Elly Griffiths The House at Sea's End (2011)
‘Did you husband ever discuss with you what you’d do if the invasion actually happened?’ ‘Oh yes,’ says Irene. ‘My job was to shoot the children and shoot myself. Buster didn’t want us taken prisoner, you see.’
Another enjoyable outing for Elly Griffith's forensic archaeologist and amateur detective Dr. Ruth Galloway. And another outing in the present tense. How does she keep it up?!
I thought that this third episode was stronger in plotting and more interesting in setting than the second {REVIEW}. The story revolves about the question of an abortive German invasion of the Norfolk coast in the Second World War. A group of bodies are found in an isolated cave on the cliffs of Norfolk: are they the remains of a German invasion force? What were the Dad's Army blokes up to in the area? Is it coincidence that the remaining members of the troop have all recently died?
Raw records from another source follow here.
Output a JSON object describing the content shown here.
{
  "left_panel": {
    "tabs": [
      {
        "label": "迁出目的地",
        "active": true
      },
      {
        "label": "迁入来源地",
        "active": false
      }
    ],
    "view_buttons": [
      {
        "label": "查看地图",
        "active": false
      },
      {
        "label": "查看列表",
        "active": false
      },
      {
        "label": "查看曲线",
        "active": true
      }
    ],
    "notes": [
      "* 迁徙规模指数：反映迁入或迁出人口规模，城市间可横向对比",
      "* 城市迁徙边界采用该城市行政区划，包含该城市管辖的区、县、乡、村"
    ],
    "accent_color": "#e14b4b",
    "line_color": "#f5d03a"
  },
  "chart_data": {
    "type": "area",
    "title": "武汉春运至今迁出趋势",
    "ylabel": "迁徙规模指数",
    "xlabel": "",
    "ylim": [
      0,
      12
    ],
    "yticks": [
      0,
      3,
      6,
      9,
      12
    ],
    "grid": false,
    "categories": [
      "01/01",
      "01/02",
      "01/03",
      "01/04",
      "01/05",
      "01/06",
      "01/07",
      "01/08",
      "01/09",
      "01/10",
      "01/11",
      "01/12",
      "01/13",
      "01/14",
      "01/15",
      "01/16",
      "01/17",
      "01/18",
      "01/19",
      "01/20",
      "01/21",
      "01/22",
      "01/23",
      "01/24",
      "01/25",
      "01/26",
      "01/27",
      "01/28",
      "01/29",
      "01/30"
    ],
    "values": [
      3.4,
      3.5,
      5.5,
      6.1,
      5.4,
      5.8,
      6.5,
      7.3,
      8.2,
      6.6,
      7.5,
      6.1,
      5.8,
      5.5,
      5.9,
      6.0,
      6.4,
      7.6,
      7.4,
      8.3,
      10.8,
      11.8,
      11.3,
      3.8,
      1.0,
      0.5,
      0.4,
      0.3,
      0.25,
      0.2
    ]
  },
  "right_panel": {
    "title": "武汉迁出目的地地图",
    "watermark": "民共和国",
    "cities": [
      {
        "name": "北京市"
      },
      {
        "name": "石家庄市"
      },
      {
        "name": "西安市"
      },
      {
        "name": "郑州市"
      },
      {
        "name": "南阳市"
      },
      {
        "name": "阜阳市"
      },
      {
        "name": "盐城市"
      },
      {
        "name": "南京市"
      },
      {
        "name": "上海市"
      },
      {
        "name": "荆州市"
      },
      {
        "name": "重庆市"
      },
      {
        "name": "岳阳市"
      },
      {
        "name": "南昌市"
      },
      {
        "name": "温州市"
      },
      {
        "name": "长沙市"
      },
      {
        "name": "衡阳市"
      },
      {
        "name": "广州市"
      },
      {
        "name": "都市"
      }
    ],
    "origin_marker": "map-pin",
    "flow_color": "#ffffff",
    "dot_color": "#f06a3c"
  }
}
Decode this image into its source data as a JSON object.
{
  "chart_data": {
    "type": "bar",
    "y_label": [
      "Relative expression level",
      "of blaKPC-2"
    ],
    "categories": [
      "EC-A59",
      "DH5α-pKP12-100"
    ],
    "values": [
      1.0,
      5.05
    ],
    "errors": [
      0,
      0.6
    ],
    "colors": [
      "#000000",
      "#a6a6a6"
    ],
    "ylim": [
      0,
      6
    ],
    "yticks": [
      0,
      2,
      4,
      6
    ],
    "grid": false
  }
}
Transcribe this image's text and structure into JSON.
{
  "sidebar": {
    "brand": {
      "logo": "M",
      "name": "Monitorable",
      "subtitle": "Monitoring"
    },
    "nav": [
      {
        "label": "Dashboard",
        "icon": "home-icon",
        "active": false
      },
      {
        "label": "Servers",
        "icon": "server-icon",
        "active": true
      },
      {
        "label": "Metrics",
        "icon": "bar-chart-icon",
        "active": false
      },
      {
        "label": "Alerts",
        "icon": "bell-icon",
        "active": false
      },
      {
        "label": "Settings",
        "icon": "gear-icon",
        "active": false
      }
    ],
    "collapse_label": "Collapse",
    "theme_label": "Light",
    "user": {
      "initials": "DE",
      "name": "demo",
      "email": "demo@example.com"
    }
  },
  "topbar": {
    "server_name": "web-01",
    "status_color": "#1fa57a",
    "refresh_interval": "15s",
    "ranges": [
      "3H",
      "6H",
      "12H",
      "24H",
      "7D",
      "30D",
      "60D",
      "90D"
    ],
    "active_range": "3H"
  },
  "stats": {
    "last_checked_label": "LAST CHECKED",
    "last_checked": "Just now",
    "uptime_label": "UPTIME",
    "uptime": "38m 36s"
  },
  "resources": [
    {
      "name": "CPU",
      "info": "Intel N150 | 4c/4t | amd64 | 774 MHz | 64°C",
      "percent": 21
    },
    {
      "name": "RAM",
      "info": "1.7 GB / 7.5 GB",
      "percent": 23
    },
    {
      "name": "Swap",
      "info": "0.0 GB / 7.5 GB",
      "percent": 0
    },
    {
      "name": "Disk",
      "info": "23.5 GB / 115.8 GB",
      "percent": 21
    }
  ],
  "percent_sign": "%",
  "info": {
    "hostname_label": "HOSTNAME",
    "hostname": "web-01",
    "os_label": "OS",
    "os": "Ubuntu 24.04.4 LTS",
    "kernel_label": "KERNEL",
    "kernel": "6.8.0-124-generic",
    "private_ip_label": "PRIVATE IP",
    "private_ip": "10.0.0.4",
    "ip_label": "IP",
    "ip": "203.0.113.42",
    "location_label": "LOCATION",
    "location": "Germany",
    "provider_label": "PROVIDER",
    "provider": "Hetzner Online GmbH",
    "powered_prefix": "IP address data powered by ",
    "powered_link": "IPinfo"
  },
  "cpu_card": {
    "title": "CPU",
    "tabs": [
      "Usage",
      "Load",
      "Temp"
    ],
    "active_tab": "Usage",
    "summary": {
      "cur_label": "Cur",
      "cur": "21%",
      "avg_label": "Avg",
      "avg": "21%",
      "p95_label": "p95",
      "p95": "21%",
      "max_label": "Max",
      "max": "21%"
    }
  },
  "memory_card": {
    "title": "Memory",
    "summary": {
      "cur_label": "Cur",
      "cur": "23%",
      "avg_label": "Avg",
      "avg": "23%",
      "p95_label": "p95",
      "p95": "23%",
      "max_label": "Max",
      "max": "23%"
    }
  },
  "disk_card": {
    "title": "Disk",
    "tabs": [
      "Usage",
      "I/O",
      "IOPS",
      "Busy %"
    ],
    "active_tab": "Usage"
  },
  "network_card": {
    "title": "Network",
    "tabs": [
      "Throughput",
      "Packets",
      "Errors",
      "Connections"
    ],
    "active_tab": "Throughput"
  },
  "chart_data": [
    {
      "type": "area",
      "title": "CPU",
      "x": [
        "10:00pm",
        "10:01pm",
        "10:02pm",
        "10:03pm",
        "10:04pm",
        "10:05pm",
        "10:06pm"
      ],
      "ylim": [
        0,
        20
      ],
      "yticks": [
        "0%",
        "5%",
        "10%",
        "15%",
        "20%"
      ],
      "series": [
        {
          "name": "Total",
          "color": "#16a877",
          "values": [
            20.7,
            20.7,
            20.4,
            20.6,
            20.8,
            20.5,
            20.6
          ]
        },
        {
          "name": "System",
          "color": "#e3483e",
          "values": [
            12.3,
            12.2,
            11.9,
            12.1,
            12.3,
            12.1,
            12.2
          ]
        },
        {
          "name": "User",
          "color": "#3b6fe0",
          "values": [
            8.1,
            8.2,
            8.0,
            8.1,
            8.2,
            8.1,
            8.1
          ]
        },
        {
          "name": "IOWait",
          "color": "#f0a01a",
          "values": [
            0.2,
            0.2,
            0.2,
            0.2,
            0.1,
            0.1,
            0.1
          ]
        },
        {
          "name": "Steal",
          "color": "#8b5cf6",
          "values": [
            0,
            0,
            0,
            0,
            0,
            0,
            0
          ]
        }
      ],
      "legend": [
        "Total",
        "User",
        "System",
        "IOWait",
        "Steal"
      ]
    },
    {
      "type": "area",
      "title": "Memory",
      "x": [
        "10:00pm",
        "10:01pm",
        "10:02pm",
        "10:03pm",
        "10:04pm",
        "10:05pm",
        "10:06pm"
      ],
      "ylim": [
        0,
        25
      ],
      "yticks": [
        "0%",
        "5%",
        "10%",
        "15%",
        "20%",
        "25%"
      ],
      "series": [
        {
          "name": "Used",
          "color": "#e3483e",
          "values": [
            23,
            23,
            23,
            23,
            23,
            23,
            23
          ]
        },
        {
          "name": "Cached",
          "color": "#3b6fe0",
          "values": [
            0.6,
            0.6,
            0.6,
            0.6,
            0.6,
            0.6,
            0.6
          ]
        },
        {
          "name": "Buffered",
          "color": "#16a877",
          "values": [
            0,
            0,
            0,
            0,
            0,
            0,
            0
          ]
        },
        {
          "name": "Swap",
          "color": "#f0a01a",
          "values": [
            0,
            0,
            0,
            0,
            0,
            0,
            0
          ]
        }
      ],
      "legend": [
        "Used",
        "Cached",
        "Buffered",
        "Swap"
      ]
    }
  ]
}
The strand of underlying story - Ruth and her policeman/occasional lover, their newborn child and the woes of single motherhood - doesn't interfere too much with an old-style murder investigation with a relentlessly present tense (and somewhat confusing) finale and satisfactory tying up of loose ends. One strand of the story - Ruth's visiting vengeance-fueled friend from Bosnia - seemed, to me, to not sit altogether comfortably (the message about what people are capable of in wartime did not require so heavy a hand; but perhaps it is scene-setting for a later Galloway book?).
Griffiths has a neat hand with low-key morgue humour:
‘We’ve started on the trench.’ Ruth appears next to him. ‘It’s difficult because there’s not much space to dig.’ There is already a neat trench in the narrow gap between the tall cliffs. Nelson looks at it with pleasure. Annoying though archaeologists can be he admires their way with a trench. His scene-of-crime boys could never get the edges that straight.
Rating: 7/10.
If you liked this... I think about Ellis Peter's 'Felse' series when I read Elly Griffiths.